Mise en ligne : 18 novembre 2004

Dernière modification : 18 novembre 2004

Texte de l'article :

Mercredi 3 novembre 2004

Objet : Courrier adressé aux Député(e)s et aux Sénateur(trice)s sur les conditions de détention des détenu(e)s malades.

Monsieur, Madame,

Hier, mardi 2 novembre, ma demande de suspension de peine a été rejetée par la commission d’application des peines parce que je suis un séropositif en trop bonne santé, d’après les experts.
Effectivement, grâce au lourd traitement médical que je prends, je suis provisoirement sorti d’affaire, mais pour combien de temps ?

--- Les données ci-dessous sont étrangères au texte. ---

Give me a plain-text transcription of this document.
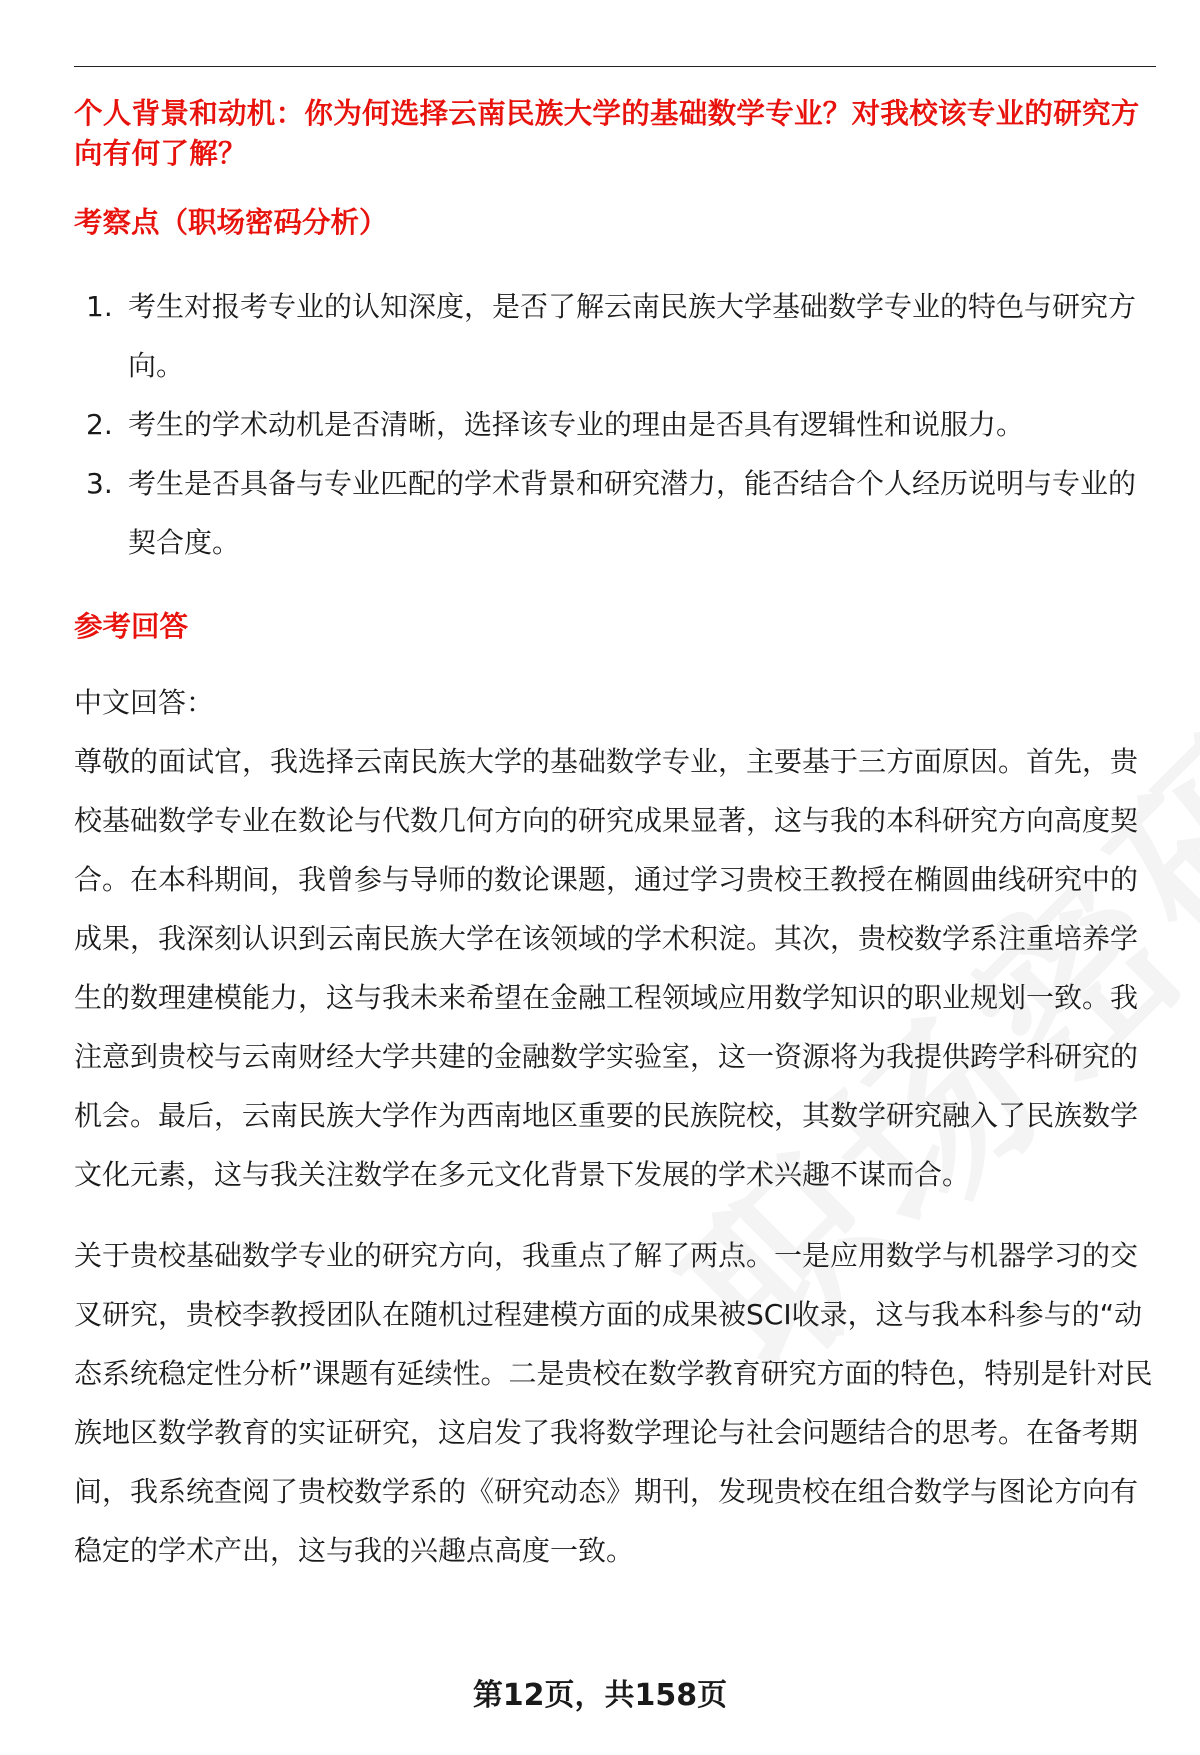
个人背景和动机：你为何选择云南民族大学的基础数学专业？对我校该专业的研究方向有何了解？

考察点（职场密码分析）

1. 考生对报考专业的认知深度，是否了解云南民族大学基础数学专业的特色与研究方向。
2. 考生的学术动机是否清晰，选择该专业的理由是否具有逻辑性和说服力。
3. 考生是否具备与专业匹配的学术背景和研究潜力，能否结合个人经历说明与专业的契合度。

参考回答

中文回答：

尊敬的面试官，我选择云南民族大学的基础数学专业，主要基于三方面原因。首先，贵校基础数学专业在数论与代数几何方向的研究成果显著，这与我的本科研究方向高度契合。在本科期间，我曾参与导师的数论课题，通过学习贵校王教授在椭圆曲线研究中的成果，我深刻认识到云南民族大学在该领域的学术积淀。其次，贵校数学系注重培养学生的数理建模能力，这与我未来希望在金融工程领域应用数学知识的职业规划一致。我注意到贵校与云南财经大学共建的金融数学实验室，这一资源将为我提供跨学科研究的机会。最后，云南民族大学作为西南地区重要的民族院校，其数学研究融入了民族数学文化元素，这与我关注数学在多元文化背景下发展的学术兴趣不谋而合。

关于贵校基础数学专业的研究方向，我重点了解了两点。一是应用数学与机器学习的交叉研究，贵校李教授团队在随机过程建模方面的成果被SCI收录，这与我本科参与的“动态系统稳定性分析”课题有延续性。二是贵校在数学教育研究方面的特色，特别是针对民族地区数学教育的实证研究，这启发了我将数学理论与社会问题结合的思考。在备考期间，我系统查阅了贵校数学系的《研究动态》期刊，发现贵校在组合数学与图论方向有稳定的学术产出，这与我的兴趣点高度一致。

第12页，共158页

J’aimerai un instant que vous imaginiez ce que l’on peut ressentir lorsqu’on vous fait comprendre qu’il n’y a, pour vous, qu’une seule façon de sortir de prison, être à l’article de la mort.
Si vous aviez un fils, une fille, un proche parent dans cette situation que feriez-vous ?
Le laisseriez-vous aux mains du monde carcéral jusqu’à ce que sa santé se détériore et qu’on le laisse sortir mourant.

Non ! Vous feriez tout pour le faire libérer, car vous trouveriez inadmissible de laisser un malade vivre dans de telles conditions. Vous provoqueriez un scandale, vous invoqueriez les droits de l’Homme, la dignité, l’humanité dû à chaque détenu(e). Bref vous vous sentiriez concerné.

Mais ce n’est pas le cas et, le sort de pauvres bougres comme nous n’intéresse personne. Nos souffrances doivent être subies dans le silence et l’indifférence générale, après tout nous ne sommes que des « gueux » voués aux plus sombres destins.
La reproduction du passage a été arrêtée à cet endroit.